Sono infine i rientri di Curry e Korkmaz quelli che fanno ben sperare in Pennsylvania. I due stanno guadagnando sempre più minutaggio e affinando la mano per punti dalla panchina che stanno risultando fondamentali nei parziali di secondo e terzo quarto (53,7% e 30,3% nei tiri dall’arco rispettivamente per i due spot-up shooters in questi primi match disputati). Oltre a Danny Green, i Philadelphia possono adesso vantare di un comparto di tiratori complementari alla loro coppia di stelle.

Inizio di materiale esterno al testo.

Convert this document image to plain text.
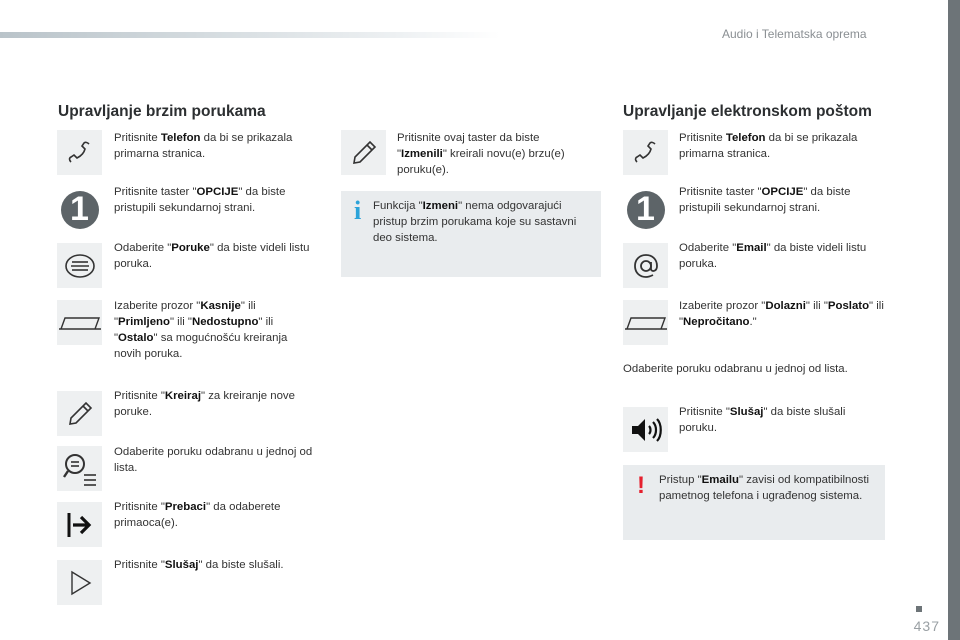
Audio i Telematska oprema
437
Upravljanje brzim porukama
Pritisnite Telefon da bi se prikazala primarna stranica.
1 Pritisnite taster "OPCIJE" da biste pristupili sekundarnoj strani.
Odaberite "Poruke" da biste videli listu poruka.
Izaberite prozor "Kasnije" ili "Primljeno" ili "Nedostupno" ili "Ostalo" sa mogućnošću kreiranja novih poruka.
Pritisnite "Kreiraj" za kreiranje nove poruke.
Odaberite poruku odabranu u jednoj od lista.
Pritisnite "Prebaci" da odaberete primaoca(e).
Pritisnite "Slušaj" da biste slušali.
Pritisnite ovaj taster da biste "Izmenili" kreirali novu(e) brzu(e) poruku(e).
i Funkcija "Izmeni" nema odgovarajući pristup brzim porukama koje su sastavni deo sistema.
Upravljanje elektronskom poštom
Pritisnite Telefon da bi se prikazala primarna stranica.
1 Pritisnite taster "OPCIJE" da biste pristupili sekundarnoj strani.
Odaberite "Email" da biste videli listu poruka.
Izaberite prozor "Dolazni" ili "Poslato" ili "Nepročitano."
Odaberite poruku odabranu u jednoj od lista.
Pritisnite "Slušaj" da biste slušali poruku.
! Pristup "Emailu" zavisi od kompatibilnosti pametnog telefona i ugrađenog sistema.
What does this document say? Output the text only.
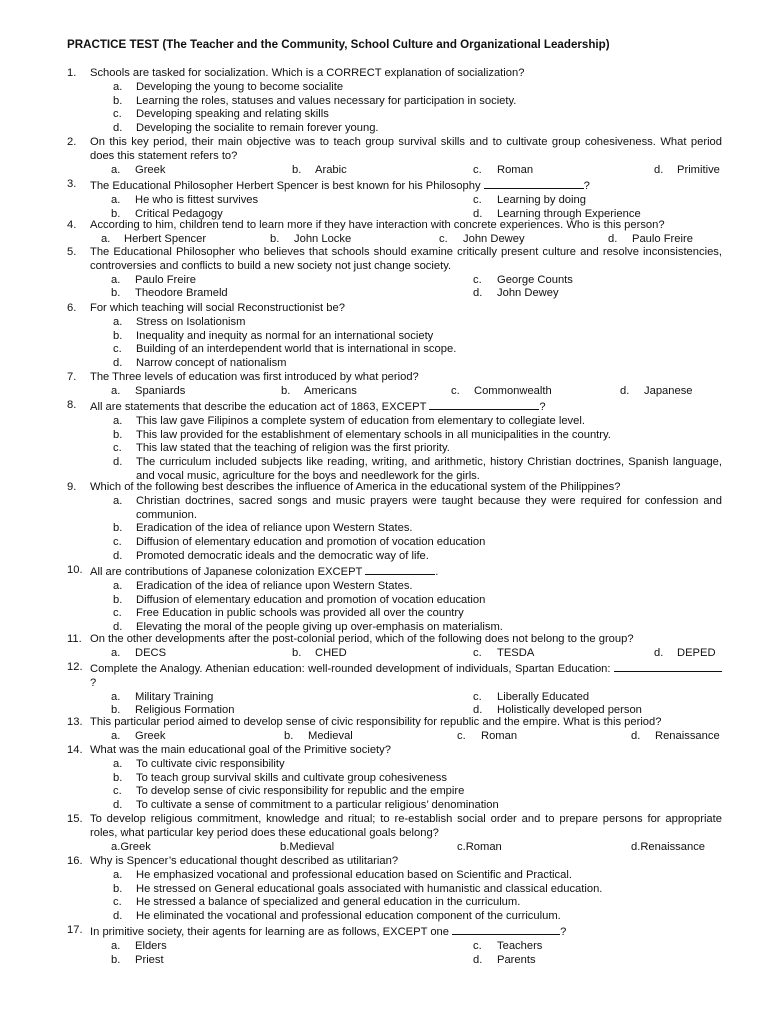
PRACTICE TEST (The Teacher and the Community, School Culture and Organizational Leadership)
1. Schools are tasked for socialization. Which is a CORRECT explanation of socialization?
a. Developing the young to become socialite
b. Learning the roles, statuses and values necessary for participation in society.
c. Developing speaking and relating skills
d. Developing the socialite to remain forever young.
2. On this key period, their main objective was to teach group survival skills and to cultivate group cohesiveness. What period does this statement refers to?
a. Greek	b. Arabic	c. Roman	d. Primitive
3. The Educational Philosopher Herbert Spencer is best known for his Philosophy	?
a. He who is fittest survives	c. Learning by doing
b. Critical Pedagogy	d. Learning through Experience
4. According to him, children tend to learn more if they have interaction with concrete experiences. Who is this person?
a. Herbert Spencer	b. John Locke	c. John Dewey	d. Paulo Freire
5. The Educational Philosopher who believes that schools should examine critically present culture and resolve inconsistencies, controversies and conflicts to build a new society not just change society.
a. Paulo Freire	c. George Counts
b. Theodore Brameld	d. John Dewey
6. For which teaching will social Reconstructionist be?
a. Stress on Isolationism
b. Inequality and inequity as normal for an international society
c. Building of an interdependent world that is international in scope.
d. Narrow concept of nationalism
7. The Three levels of education was first introduced by what period?
a. Spaniards	b. Americans	c. Commonwealth	d. Japanese
8. All are statements that describe the education act of 1863, EXCEPT	?
a. This law gave Filipinos a complete system of education from elementary to collegiate level.
b. This law provided for the establishment of elementary schools in all municipalities in the country.
c. This law stated that the teaching of religion was the first priority.
d. The curriculum included subjects like reading, writing, and arithmetic, history Christian doctrines, Spanish language, and vocal music, agriculture for the boys and needlework for the girls.
9. Which of the following best describes the influence of America in the educational system of the Philippines?
a. Christian doctrines, sacred songs and music prayers were taught because they were required for confession and communion.
b. Eradication of the idea of reliance upon Western States.
c. Diffusion of elementary education and promotion of vocation education
d. Promoted democratic ideals and the democratic way of life.
10. All are contributions of Japanese colonization EXCEPT	.
a. Eradication of the idea of reliance upon Western States.
b. Diffusion of elementary education and promotion of vocation education
c. Free Education in public schools was provided all over the country
d. Elevating the moral of the people giving up over-emphasis on materialism.
11. On the other developments after the post-colonial period, which of the following does not belong to the group?
a. DECS	b. CHED	c. TESDA	d. DEPED
12. Complete the Analogy. Athenian education: well-rounded development of individuals, Spartan Education: ?
a. Military Training	c. Liberally Educated
b. Religious Formation	d. Holistically developed person
13. This particular period aimed to develop sense of civic responsibility for republic and the empire. What is this period?
a. Greek	b. Medieval	c. Roman	d. Renaissance
14. What was the main educational goal of the Primitive society?
a. To cultivate civic responsibility
b. To teach group survival skills and cultivate group cohesiveness
c. To develop sense of civic responsibility for republic and the empire
d. To cultivate a sense of commitment to a particular religious’ denomination
15. To develop religious commitment, knowledge and ritual; to re-establish social order and to prepare persons for appropriate roles, what particular key period does these educational goals belong?
a.Greek	b.Medieval	c.Roman	d.Renaissance
16. Why is Spencer’s educational thought described as utilitarian?
a. He emphasized vocational and professional education based on Scientific and Practical.
b. He stressed on General educational goals associated with humanistic and classical education.
c. He stressed a balance of specialized and general education in the curriculum.
d. He eliminated the vocational and professional education component of the curriculum.
17. In primitive society, their agents for learning are as follows, EXCEPT one	?
a. Elders	c. Teachers
b. Priest	d. Parents
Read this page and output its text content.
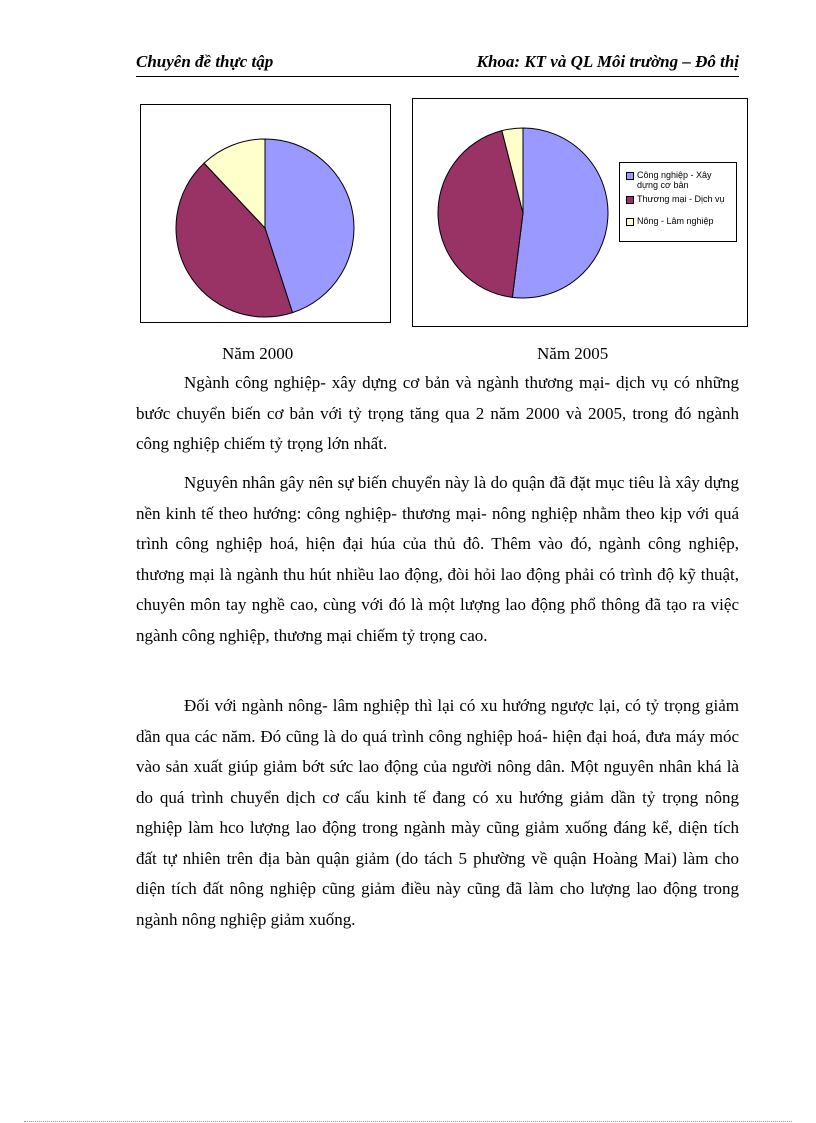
Chuyên đề thực tập	Khoa: KT và QL Môi trường – Đô thị
Công nghiệp - Xây dựng cơ bản
Thương mại - Dịch vụ
Nông - Lâm nghiệp
Năm 2000	Năm 2005

Ngành công nghiệp- xây dựng cơ bản và ngành thương mại- dịch vụ có những bước chuyển biến cơ bản với tỷ trọng tăng qua 2 năm 2000 và 2005, trong đó ngành công nghiệp chiếm tỷ trọng lớn nhất.

Nguyên nhân gây nên sự biến chuyển này là do quận đã đặt mục tiêu là xây dựng nền kinh tế theo hướng: công nghiệp- thương mại- nông nghiệp nhằm theo kịp với quá trình công nghiệp hoá, hiện đại húa của thủ đô. Thêm vào đó, ngành công nghiệp, thương mại là ngành thu hút nhiều lao động, đòi hỏi lao động phải có trình độ kỹ thuật, chuyên môn tay nghề cao, cùng với đó là một lượng lao động phổ thông đã tạo ra việc ngành công nghiệp, thương mại chiếm tỷ trọng cao.

Đối với ngành nông- lâm nghiệp thì lại có xu hướng ngược lại, có tỷ trọng giảm dần qua các năm. Đó cũng là do quá trình công nghiệp hoá- hiện đại hoá, đưa máy móc vào sản xuất giúp giảm bớt sức lao động của người nông dân. Một nguyên nhân khá là do quá trình chuyển dịch cơ cấu kinh tế đang có xu hướng giảm dần tỷ trọng nông nghiệp làm hco lượng lao động trong ngành mày cũng giảm xuống đáng kể, diện tích đất tự nhiên trên địa bàn quận giảm (do tách 5 phường về quận Hoàng Mai) làm cho diện tích đất nông nghiệp cũng giảm điều này cũng đã làm cho lượng lao động trong ngành nông nghiệp giảm xuống.
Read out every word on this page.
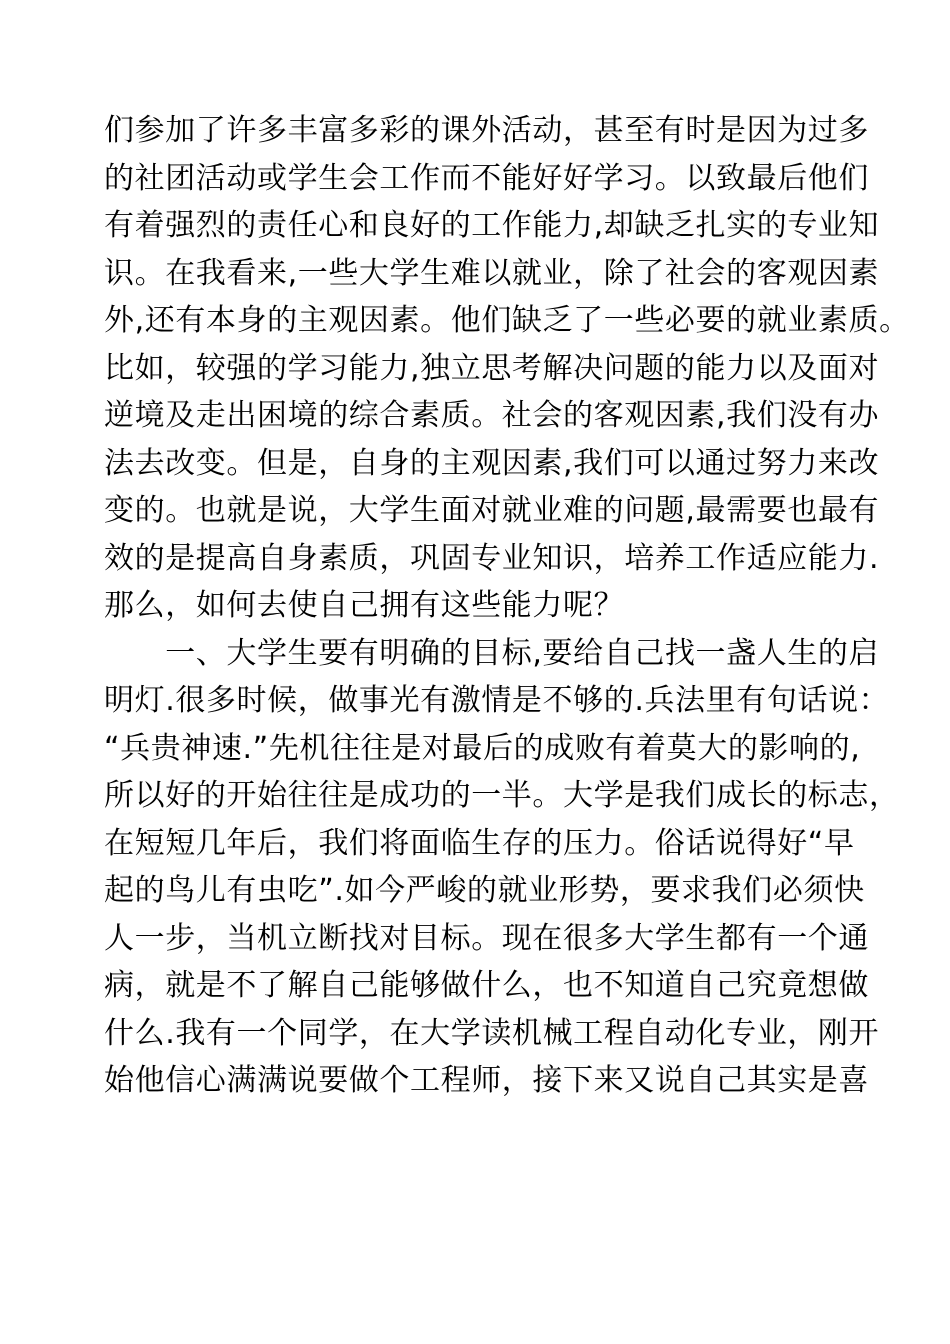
们参加了许多丰富多彩的课外活动，甚至有时是因为过多
的社团活动或学生会工作而不能好好学习。以致最后他们
有着强烈的责任心和良好的工作能力,却缺乏扎实的专业知
识。在我看来,一些大学生难以就业，除了社会的客观因素
外,还有本身的主观因素。他们缺乏了一些必要的就业素质。
比如，较强的学习能力,独立思考解决问题的能力以及面对
逆境及走出困境的综合素质。社会的客观因素,我们没有办
法去改变。但是，自身的主观因素,我们可以通过努力来改
变的。也就是说，大学生面对就业难的问题,最需要也最有
效的是提高自身素质，巩固专业知识，培养工作适应能力.
那么，如何去使自己拥有这些能力呢？
　　一、大学生要有明确的目标,要给自己找一盏人生的启
明灯.很多时候，做事光有激情是不够的.兵法里有句话说：
“兵贵神速.”先机往往是对最后的成败有着莫大的影响的,
所以好的开始往往是成功的一半。大学是我们成长的标志，
在短短几年后，我们将面临生存的压力。俗话说得好“早
起的鸟儿有虫吃”.如今严峻的就业形势，要求我们必须快
人一步，当机立断找对目标。现在很多大学生都有一个通
病，就是不了解自己能够做什么，也不知道自己究竟想做
什么.我有一个同学，在大学读机械工程自动化专业，刚开
始他信心满满说要做个工程师，接下来又说自己其实是喜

Philadelphia 76ers: speranze
Ormai è diventata infinita la lista di coloro che pensano che Ben Simmons non diventerà mai quel giocatore che ci si aspettava diventasse. Si è tanto parlato della sua assenza di pericolosità fuori dall’arco che porta le difese a collassare in area e contrastarlo con maggiori facilità, ma questa stagione il problema sembra essere ancora più serio. Il suo apporto in termini di scoring si è abbassato notevolmente (12.8 punti a partita) soprattutto perché tira meno (con 8.8 tiri a partita, Simmons è il sesto giocatore per tiri tentati tra i Sixers) e gioca meno possessi (Simmons è il settimo giocatore dei 76ers in quanto a usage percentage con un 18.8%). Rivers sta ancora cercando di capire come farlo rendere maggiormente in attacco. “Meno pick n’roll, più percussioni in area, abbiamo bisogno di questo da lui sempre più spesso” – afferma l’ex coach dei Clippers.
D’altra parte, l’apporto difensivo di Simmons concede più possibilità per i propri compagni di risparmiare energie per la manovra offensiva. Il play australiano è infatti capace di accoppiarsi con l’attaccante avversario più pericoloso riuscendo a combinare aggressività, fisicità e furbizia. Basti pensare alla sfida contro Boston in cui Jaylen Brown (43 punti con 16 su 28 al tiro) avrebbe potuto aggiungere almeno altri 20 punti al proprio tabellino se non fosse stato per il cambio di marcatura adoperato da Rivers alla fine del secondo quarto. Simmons ha infatti asfissiato Brown con marcature fuori da qualsiasi manuale difensivo.
Ultima speranza su cui possono sperare i 76ers è riposta infine in Tobias Harris. L’ala tiratrice ex Clippers si sta dimostrando giocatore di cui Rivers fa sempre più fatica a privarsi (con 33.8 minuti a partita, Harris è il giocatore con più minutaggio del roster). Le percentuali al tiro da massimi in carriera che sta mantenendo (45,5% da tre punti, 90,3% dalla lunetta, 58,9% di percentuale effettiva dal campo) confermano che anche a lui la medicina Rivers sta piacendo particolarmente.
Harris sta trovando anche una sua dimensione all’interno del sistema difensivo dei 76ers: con 1.0 di palloni recuperati a partita è al suo massimo in carriera. Harris è infatti un difensore meno abile nell’1 vs 1, ma che riesce ad esaltarsi all’interno di un meccanismo difensivo fatto di rotazioni ed aiuti, potendo contare su atletismo e intuizione, che poi non sono altro le stesse caratteristiche di cui Harris può vantare nell’altra metà campo. Il nuovo coach dei Philadelphia sta dunque riuscendo a trarne sempre più beneficio affinché possa concretizzarsi la più grande delle speranze: Tobias Harris terzo violino di complemento ad Embiid e Simmons, per una squadra alla conquista del titolo.